The draft languages framework, due to be published in September, will give 11-year-olds the chance to reach the same standard as they do in other subjects.
Languages are not compulsory in primaries but Charles Clarke, Education Secretary, has said he will consider making them mandatory if schools drag their feet. He is adamant that language learning is not just seen as a bolt-on - the National Languages Strategy has already criticised schools for relegating it to after-hours and lunch clubs.
In Wales, around 117 schools are taking part in a three-year pilot of French and German lessons for primary children. CiLT Cymru, the centre for languages, which is running the pilots, says there has been an enthusiastic reaction from pupils, parents and teachers. But it fears Wales is failing to make the most of its bilingual advantage. The Welsh Assembly has no plans as yet for a national roll-out of the pilot programme, and has rejected calls from CiLT Cymru for initial teacher-training courses in primary modern foreign languages. Such courses have been running in England for three years.

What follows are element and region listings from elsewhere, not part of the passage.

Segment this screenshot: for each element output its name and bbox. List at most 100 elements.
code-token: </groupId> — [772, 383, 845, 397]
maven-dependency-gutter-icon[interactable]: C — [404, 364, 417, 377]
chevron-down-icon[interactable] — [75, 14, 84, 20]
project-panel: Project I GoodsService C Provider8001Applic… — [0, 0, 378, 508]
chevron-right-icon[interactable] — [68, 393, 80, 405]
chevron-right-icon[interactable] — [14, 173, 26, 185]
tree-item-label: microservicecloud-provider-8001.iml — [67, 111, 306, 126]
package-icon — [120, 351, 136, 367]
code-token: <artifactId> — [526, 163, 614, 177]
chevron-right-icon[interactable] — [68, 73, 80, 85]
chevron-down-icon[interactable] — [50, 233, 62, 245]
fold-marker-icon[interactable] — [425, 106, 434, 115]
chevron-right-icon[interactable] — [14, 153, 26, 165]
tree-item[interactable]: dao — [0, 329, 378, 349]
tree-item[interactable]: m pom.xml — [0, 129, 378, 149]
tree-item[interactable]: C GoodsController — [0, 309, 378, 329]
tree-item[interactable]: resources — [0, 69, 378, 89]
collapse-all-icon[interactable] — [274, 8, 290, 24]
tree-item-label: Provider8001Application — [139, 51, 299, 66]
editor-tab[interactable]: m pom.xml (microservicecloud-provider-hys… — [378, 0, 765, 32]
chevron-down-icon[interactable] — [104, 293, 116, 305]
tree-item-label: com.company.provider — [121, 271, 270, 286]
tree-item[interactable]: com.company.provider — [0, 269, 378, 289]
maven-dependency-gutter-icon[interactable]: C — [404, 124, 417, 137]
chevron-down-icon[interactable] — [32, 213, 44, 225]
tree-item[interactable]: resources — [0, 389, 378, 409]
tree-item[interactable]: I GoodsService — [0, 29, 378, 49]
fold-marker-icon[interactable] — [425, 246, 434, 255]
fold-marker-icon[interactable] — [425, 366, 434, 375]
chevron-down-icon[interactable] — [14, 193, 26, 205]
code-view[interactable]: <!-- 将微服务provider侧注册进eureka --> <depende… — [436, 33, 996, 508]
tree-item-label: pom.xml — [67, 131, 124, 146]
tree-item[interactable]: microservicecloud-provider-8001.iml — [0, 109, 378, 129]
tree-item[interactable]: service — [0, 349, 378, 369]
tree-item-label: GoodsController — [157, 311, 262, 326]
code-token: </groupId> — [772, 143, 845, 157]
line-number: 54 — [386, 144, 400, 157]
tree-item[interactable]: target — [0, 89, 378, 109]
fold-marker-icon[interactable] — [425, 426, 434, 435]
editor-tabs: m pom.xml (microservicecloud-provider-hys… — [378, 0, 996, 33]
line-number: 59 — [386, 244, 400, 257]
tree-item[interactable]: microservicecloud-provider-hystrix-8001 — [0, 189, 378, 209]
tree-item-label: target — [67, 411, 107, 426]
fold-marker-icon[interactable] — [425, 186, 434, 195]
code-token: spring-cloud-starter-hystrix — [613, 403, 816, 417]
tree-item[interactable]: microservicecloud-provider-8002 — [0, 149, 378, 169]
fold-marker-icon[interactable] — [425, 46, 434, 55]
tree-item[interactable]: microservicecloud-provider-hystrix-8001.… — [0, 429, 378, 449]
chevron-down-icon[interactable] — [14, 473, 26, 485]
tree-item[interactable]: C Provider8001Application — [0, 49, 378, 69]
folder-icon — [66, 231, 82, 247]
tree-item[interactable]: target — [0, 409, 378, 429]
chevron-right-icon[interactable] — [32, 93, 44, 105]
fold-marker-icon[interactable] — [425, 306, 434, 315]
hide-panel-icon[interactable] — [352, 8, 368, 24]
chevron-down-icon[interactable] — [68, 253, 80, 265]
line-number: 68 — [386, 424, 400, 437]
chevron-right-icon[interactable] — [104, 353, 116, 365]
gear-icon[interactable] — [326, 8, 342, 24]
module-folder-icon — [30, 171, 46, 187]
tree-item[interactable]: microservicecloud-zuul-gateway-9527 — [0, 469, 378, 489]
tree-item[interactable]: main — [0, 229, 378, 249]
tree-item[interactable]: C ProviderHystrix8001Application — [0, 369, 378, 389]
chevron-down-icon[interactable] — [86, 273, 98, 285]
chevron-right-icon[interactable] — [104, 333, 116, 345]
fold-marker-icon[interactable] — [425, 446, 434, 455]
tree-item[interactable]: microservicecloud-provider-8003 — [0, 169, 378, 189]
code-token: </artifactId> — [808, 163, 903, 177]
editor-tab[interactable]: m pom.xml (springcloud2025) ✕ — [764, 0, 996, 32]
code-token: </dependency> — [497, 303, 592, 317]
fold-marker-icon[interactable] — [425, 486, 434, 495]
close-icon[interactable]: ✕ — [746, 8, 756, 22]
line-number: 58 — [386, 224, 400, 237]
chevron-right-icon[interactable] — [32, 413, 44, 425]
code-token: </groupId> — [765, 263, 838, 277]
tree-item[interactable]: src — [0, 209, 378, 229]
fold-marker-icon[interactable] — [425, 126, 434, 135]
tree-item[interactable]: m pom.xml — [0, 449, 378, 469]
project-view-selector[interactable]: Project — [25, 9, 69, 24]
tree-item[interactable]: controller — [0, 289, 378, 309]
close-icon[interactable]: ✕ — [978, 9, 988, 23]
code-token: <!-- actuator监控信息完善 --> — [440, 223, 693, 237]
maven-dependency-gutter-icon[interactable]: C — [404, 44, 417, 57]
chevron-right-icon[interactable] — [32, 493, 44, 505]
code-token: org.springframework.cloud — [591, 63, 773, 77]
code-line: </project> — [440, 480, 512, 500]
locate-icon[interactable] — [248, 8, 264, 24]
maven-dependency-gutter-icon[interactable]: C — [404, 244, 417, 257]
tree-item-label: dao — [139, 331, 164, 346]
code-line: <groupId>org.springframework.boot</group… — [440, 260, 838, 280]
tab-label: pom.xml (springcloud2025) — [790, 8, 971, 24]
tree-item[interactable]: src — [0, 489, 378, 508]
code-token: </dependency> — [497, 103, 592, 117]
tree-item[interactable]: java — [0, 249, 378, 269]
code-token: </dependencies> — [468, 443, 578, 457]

The draft key stage 2 modern foreign language framework for England outlines goals for each year group in four areas: oracy, literacy, knowledge about language and intercultural understanding. But Chris Davis, of the National Primary Headteachers' Association, said: "Finding an extra hour a week will be difficult, but as the emphasis on the core curriculum subjects is relaxed there may be more opportunity."
A 2002 TES survey found that to introduce languages half of heads would cut time from humanities subjects.